North Carolina is now the only state in the country where teenagers cannot get medical attention — including treatment for sexually transmitted infections or diseases or for mental health — without parental consent.  It is only one of two states that try 16- and 17-year-olds as adults in the courts, and the Legislature is now trying to lower the age to 13, further fueling the school-to-prison pipeline that targets Black and Latino/a youth.

The state budget proposal imposes massive cuts on public services and education, while giving huge tax breaks for the rich that will be paid on the backs of working people. Further undermining the ability of workers to organize is also at the top of their agenda. School vouchers, expanding charter and private schools, and other privatization schemes are quickly making their way through the Legislature.

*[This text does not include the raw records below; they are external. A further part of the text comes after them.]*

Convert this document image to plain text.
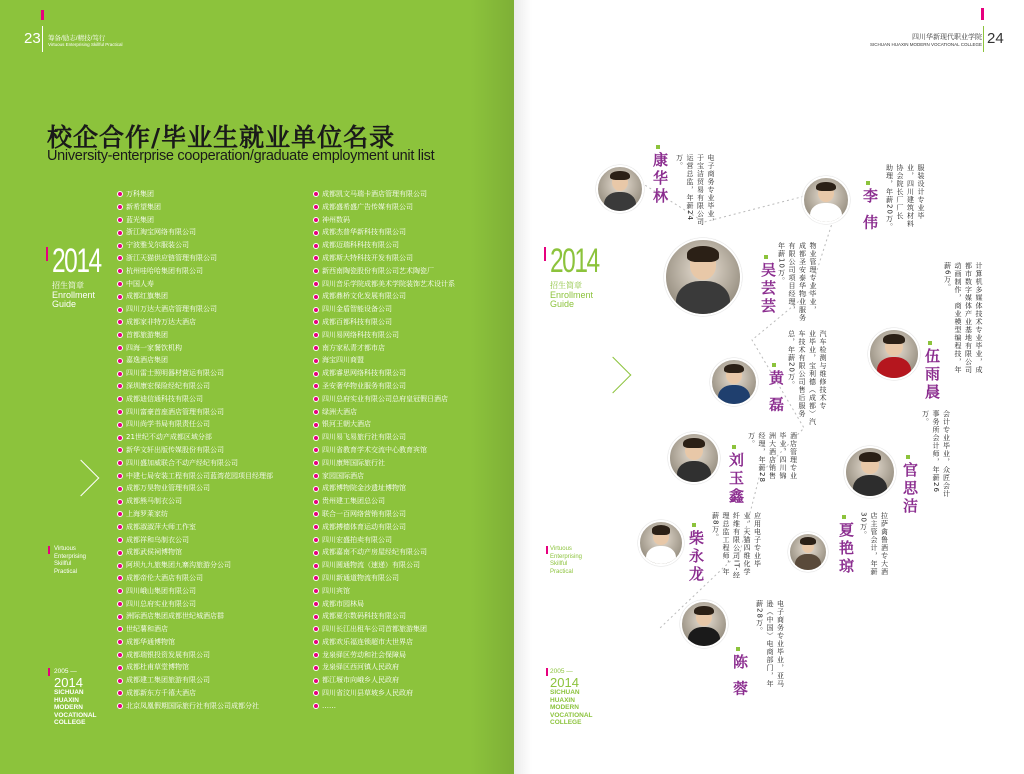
23 筹备/励志/精技/笃行
Virtuous Enterprising Skillful Practical
校企合作/毕业生就业单位名录
University-enterprise cooperation/graduate employment unit list
2014
招生简章
Enrollment
Guide
Virtuous
Enterprising
Skillful
Practical
2005 —
2014
SICHUAN
HUAXIN
MODERN
VOCATIONAL
COLLEGE
万科集团
新希望集团
蓝光集团
浙江淘宝网络有限公司
宁波雅戈尔服装公司
浙江天猫供应链管理有限公司
杭州哇哈哈集团有限公司
中国人寿
成都红旗集团
四川万达大酒店管理有限公司
成都家非特万达大酒店
首都旅游集团
四海一家餐饮机构
嘉逸酒店集团
四川雷士照明器材营运有限公司
深圳康宏保险经纪有限公司
成都迪信通科技有限公司
四川富豪首座酒店管理有限公司
四川尚学书局有限责任公司
21世纪不动产成都区域分部
新华文轩出版传媒股份有限公司
四川盛加威联合不动产经纪有限公司
中建七局安装工程有限公司蓝湾花园项目经理部
成都万昊物业管理有限公司
成都熊马制衣公司
上海罗莱家纺
成都淑淑萍大师工作室
成都祥和乌制衣公司
成都武侯祠博物馆
阿坝九九旅集团九寨沟旅游分公司
成都帝伦大酒店有限公司
四川峨山集团有限公司
四川总府实业有限公司
洲际酒店集团成都世纪城酒店群
世纪薯和酒店
成都华通博物馆
成都瑞银投资发展有限公司
成都杜甫草堂博物馆
成都建工集团旅游有限公司
成都新东方千禧大酒店
北京凤凰假期国际旅行社有限公司成都分社
成都凯文马瑞卡酒店管理有限公司
成都盛希盛广告传媒有限公司
神州数码
成都杰普华新科技有限公司
成都迈瑞科科技有限公司
成都斯大特科技开发有限公司
新西南陶瓷股份有限公司艺术陶瓷厂
四川音乐学院成都美术学院装饰艺术设计系
成都鼎桥文化发展有限公司
四川金盾智能设备公司
成都百都科技有限公司
四川易网络科技有限公司
南方家私青才都市店
海宝四川商盟
成都睿思网络科技有限公司
圣安奢华物业服务有限公司
四川总府实业有限公司总府皇冠假日酒店
绿洲大酒店
银河王朝大酒店
四川易飞易旅行社有限公司
四川省教育学术交流中心教育宾馆
四川康辉国际旅行社
家园国际酒店
成都博物院金沙遗址博物馆
贵州建工集团总公司
联合一百网络营销有限公司
成都搏德体育运动有限公司
四川宏盛拍卖有限公司
成都嘉南不动产房屋经纪有限公司
四川圆通物流（速递）有限公司
四川新通道物流有限公司
四川宾馆
成都市园林局
成都夏尔数码科技有限公司
四川长江出租车公司首都旅游集团
成都欢乐福连锁超市大世界店
龙泉驿区劳动和社会保障局
龙泉驿区西河镇人民政府
都江堰市向峨乡人民政府
四川省汶川县草坡乡人民政府
……
四川华新现代职业学院
SICHUAN HUAXIN MODERN VOCATIONAL COLLEGE 24
2014
招生简章
Enrollment
Guide
Virtuous
Enterprising
Skillful
Practical
2005 —
2014
SICHUAN
HUAXIN
MODERN
VOCATIONAL
COLLEGE
康华林	电子商务专业毕业，
于宝洁贸易有限公司
运营总监，年薪24
万。
吴芸芸	物业管理专业毕业，
成都圣安泰华物业服务
有限公司项目经理，
年薪10万。
李 伟	服装设计专业毕
业，四川建筑材料
协会院长厂厂长
助理，年薪20万。
黄 磊	汽车检测与维修技术专
业毕业，宝利德（成都）汽
车技术有限公司售后服务
总，年薪20万。	伍雨晨
计算机多媒体技术专业毕业，成
都市数字媒体产业基地有限公司
动画制作，商业模型编程技，年
薪6万。
刘玉鑫	酒店管理专业
毕业，四川锦
洲大酒店销售
经理，年薪28
万。
官思洁	会计专业毕业，众匠会计
事务所会计师，年薪26
万。
柴永龙	应用电子专业毕
业，天猫四维化学
纤维有限公司IT-经
理总监工程师，年
薪8万。	夏艳琼	拉萨禽鲁酒专大酒
店主管会计，年薪
30万。
陈 蓉	电子商务专业毕业，亚马
逊（中国）电商部门，年
薪28万。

“People say that education is the great equalizer, but education itself isn’t equal,” Sanyu Gichie, a university student and a member of the NC Student Power Union and the Youth Organizing Institute, told WW. “African-American students are already impacted by this inequality largely due to institutional racism, harsh and disproportional implementation of punishment on Black youth, and with the cuts the Legislature is talking about, school vouchers, and expanding charters and private schools, this will only make the problems we face in school much worse.”

Build people’s assemblies

Each week since the demonstrations began, the number of people who have mobilized to the demonstration as well as those who have participated in the civil disobedience action has risen.

But one factor that was especially important in building this action is a 25-city tour that the NAACP launched on May 25 that concludes on June 7. The tour has crisscrossed the state, stopping in communities big and small to build momentum behind the Moral Monday actions.

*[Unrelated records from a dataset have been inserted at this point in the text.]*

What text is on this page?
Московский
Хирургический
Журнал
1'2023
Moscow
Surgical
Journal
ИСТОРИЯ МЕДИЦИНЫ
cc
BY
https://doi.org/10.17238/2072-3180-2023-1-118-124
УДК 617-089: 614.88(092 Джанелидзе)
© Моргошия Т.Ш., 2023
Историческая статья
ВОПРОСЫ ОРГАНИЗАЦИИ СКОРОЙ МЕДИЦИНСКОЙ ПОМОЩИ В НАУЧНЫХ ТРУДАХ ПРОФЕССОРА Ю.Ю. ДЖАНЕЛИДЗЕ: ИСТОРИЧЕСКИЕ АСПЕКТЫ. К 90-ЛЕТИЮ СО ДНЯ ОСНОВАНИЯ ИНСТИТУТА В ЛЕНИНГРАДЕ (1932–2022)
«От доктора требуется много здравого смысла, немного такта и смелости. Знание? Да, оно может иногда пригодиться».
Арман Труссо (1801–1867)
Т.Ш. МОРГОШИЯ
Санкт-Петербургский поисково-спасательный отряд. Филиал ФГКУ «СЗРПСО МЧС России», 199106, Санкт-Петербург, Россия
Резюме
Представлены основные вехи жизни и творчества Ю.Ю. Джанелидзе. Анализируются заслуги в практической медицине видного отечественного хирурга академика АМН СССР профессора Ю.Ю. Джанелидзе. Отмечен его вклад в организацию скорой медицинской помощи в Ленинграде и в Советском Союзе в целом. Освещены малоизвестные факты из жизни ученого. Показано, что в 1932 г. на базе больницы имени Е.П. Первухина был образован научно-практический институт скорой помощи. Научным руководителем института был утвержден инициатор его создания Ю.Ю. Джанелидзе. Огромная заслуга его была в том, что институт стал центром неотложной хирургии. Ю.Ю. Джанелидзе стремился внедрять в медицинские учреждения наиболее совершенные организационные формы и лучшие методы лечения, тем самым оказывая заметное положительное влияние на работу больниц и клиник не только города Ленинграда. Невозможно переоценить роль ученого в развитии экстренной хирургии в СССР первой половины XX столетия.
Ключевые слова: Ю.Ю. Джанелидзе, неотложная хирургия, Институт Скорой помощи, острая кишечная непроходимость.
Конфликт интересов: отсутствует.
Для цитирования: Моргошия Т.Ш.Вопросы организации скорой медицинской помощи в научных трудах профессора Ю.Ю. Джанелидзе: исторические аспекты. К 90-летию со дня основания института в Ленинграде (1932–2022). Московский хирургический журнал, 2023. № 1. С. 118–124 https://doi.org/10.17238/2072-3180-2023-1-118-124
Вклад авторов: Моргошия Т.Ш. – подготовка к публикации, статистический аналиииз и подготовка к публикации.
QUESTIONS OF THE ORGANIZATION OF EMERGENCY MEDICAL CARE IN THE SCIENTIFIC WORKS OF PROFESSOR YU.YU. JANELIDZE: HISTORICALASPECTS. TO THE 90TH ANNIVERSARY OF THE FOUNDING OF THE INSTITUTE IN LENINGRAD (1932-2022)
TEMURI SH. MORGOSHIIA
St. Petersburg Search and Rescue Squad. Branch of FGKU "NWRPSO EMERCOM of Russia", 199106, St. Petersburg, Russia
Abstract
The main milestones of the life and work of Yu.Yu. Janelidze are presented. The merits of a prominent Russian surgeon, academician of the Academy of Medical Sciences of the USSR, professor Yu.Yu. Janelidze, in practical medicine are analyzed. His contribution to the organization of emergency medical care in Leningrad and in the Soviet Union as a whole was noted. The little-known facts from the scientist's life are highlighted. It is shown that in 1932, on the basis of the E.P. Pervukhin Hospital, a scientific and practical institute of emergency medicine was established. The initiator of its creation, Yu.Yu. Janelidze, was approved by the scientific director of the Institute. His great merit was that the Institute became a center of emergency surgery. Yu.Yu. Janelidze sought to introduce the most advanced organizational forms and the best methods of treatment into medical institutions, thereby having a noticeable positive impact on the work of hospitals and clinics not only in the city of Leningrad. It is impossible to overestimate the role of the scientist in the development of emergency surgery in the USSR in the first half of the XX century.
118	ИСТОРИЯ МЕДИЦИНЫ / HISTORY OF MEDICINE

Another longer term goal of the tour is to help develop people’s assemblies in these communities that can meet to discuss issues and struggles, and build institutions of people’s democracy over time.

Build Moral Mondays!

The NAACP and other groups have vowed to continue the weekly Monday actions throughout the remainder of the legislative session, which should run through mid-July.

In the face of some of the most serious attacks on people here in decades, the united front of resistance led by Rev. Barber and the NAACP must continue to be strengthened and expanded to push back against the right-wing agenda.

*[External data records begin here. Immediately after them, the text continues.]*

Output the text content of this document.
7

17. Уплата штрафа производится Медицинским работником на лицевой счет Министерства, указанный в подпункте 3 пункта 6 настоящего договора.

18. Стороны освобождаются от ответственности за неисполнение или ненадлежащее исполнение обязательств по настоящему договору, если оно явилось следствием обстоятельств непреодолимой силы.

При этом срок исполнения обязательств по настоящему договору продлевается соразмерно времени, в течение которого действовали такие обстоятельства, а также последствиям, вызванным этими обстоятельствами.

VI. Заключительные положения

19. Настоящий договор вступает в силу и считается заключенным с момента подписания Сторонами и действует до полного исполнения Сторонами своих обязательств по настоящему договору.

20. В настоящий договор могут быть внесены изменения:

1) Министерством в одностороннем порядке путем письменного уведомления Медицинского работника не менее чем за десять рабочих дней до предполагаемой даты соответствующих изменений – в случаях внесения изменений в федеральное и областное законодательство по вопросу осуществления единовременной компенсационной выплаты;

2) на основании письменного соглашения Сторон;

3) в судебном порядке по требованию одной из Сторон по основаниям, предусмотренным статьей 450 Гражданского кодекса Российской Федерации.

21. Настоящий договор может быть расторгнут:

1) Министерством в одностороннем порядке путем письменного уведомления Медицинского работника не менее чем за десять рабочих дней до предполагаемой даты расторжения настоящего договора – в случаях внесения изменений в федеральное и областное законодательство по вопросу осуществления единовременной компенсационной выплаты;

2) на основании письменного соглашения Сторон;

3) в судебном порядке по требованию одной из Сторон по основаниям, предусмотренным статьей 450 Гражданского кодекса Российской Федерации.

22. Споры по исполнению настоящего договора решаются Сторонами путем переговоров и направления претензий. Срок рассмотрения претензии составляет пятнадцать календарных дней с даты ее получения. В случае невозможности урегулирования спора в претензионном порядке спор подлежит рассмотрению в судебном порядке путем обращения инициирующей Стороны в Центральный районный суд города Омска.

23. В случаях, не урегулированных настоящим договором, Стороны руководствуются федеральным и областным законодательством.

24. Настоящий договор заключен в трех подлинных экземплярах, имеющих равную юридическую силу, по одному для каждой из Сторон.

These actions resonate with people across the state, and the large June 3 turnout indicates they will continue to build. Many right-wing politicians, including most recently the governor, have called for the demonstrations to end. Rev. Barber’s answer at the June 3 rally was:

“Don’t ask us when we’ll stop. Ask [House speaker Thom] Tillis and [Senate leader Phil] Berger and the man in the governor’s mansion when they’ll stop. … Stopping is not in our vocabulary. We are a movement, this is not a moment. We walk forward together, not one step back!”